Sweeteners may also be added to the chewable foods of the invention. These enhance the flavor and impart a palatable sweetness to the food. The sweeteners may be chosen from one or more of the following non-limiting list in addition to other ingredients having a sweetening effect. Example sweeteners include: glucose, dextrose, invert sugar, fructose, and mixtures thereof saccharin and its various salts such as the sodium salt, dipeptide sweeteners such as aspartame, dihydrochalcone compounds, glycyrrhizin, Stevia Rebaudiana (Stevioside), chloro derivatives of sucrose such as sucralose, sugar alcohols such as sorbitol, mannitol, xylitol, and natural sweeteners such as lo han guo, and the like. Also contemplated are hydrogenated starch hydrolysates and the synthetic sweetener 3,6-dihydro-6-methyl-1-1-1,2,3-oxathiazin-4-one-2,2-dioxide, particularly the potassium salt (acesulfame-K), and sodium and calcium salts thereof. Other sweeteners may also be used as are known in the art. The sweeteners are preferably added in amounts equal to about 0-10% of the composition, and preferably about 0.1-5%.
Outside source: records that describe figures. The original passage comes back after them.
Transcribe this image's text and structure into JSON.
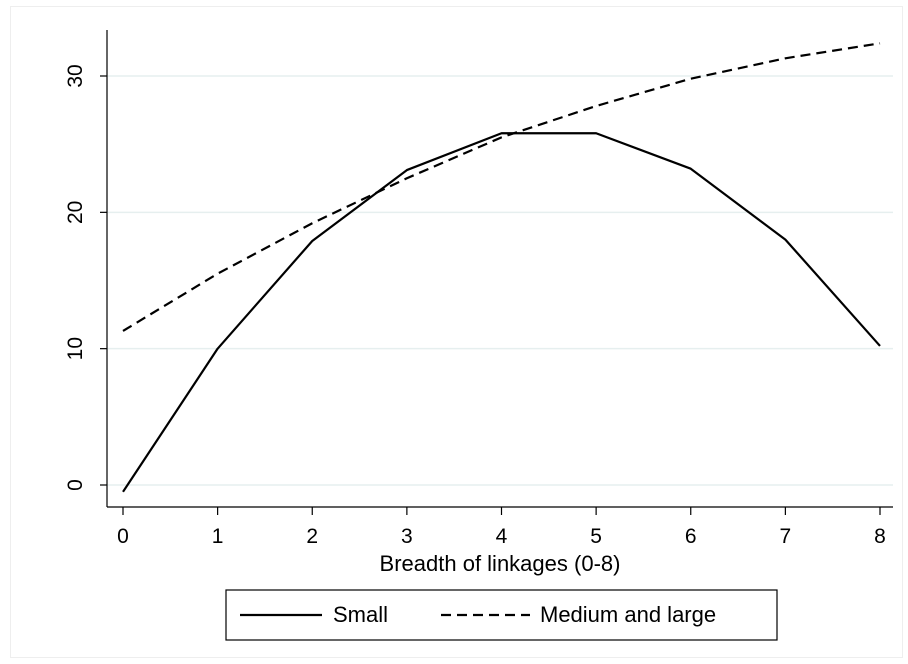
{
  "chart_data": {
    "type": "line",
    "title": "",
    "xlabel": "Breadth of linkages (0-8)",
    "ylabel": "",
    "x": [
      0,
      1,
      2,
      3,
      4,
      5,
      6,
      7,
      8
    ],
    "xticks": [
      "0",
      "1",
      "2",
      "3",
      "4",
      "5",
      "6",
      "7",
      "8"
    ],
    "yticks": [
      "0",
      "10",
      "20",
      "30"
    ],
    "xlim": [
      0,
      8
    ],
    "ylim": [
      -0.5,
      32.5
    ],
    "grid": "horizontal",
    "legend_position": "bottom",
    "series": [
      {
        "name": "Small",
        "style": "solid",
        "color": "#000000",
        "values": [
          -0.5,
          10,
          17.9,
          23.1,
          25.8,
          25.8,
          23.2,
          18,
          10.2
        ]
      },
      {
        "name": "Medium and large",
        "style": "dashed",
        "color": "#000000",
        "values": [
          11.3,
          15.5,
          19.2,
          22.5,
          25.5,
          27.8,
          29.8,
          31.3,
          32.4
        ]
      }
    ]
  }
}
Surfactants or emulsifiers may also be included in the composition of the invention. These may be any food grade emulsifying material, for example, lecithin or other phospholipid material, monoglycerides and/or diglycerides, and mixtures thereof in amounts of from about 0-3%, more desirably about 0.1-1%.

Other examples of suitable dosage forms include supplemented foods, liquids, powders, syrups, and the like as are known in the art.

The following example of the invention is shown by way of illustration only.

EXAMPLES

Example 1

A single dose composition was prepared according to the following table.

Raw MaterialRaw
Raw Ingredientsmg/Servingmg/cap% DV
Strontium Carbonate (59.3%1011.801011.80*
strontium); purity greater or equal
to 99.4%
Vitamin D3 Powder4.004.00100%
(cholecalciferol) 100,000 IU/g
Vitamin K1 Powder (5% vit. K1)1.601.60100%
Quercetin Dihydrate0.100.10*
Hesperidin0.100.10*
Formula Total1017.60

The present invention may be embodied in other specific forms without departing from its spirit or essential characteristics. The described embodiments are to be considered in all respects only as illustrative and not restrictive. The scope of the invention is, therefore, indicated by the appended claims rather than by the foregoing description. All changes which come within the meaning and range of equivalency of the claims are to be embraced within their scope.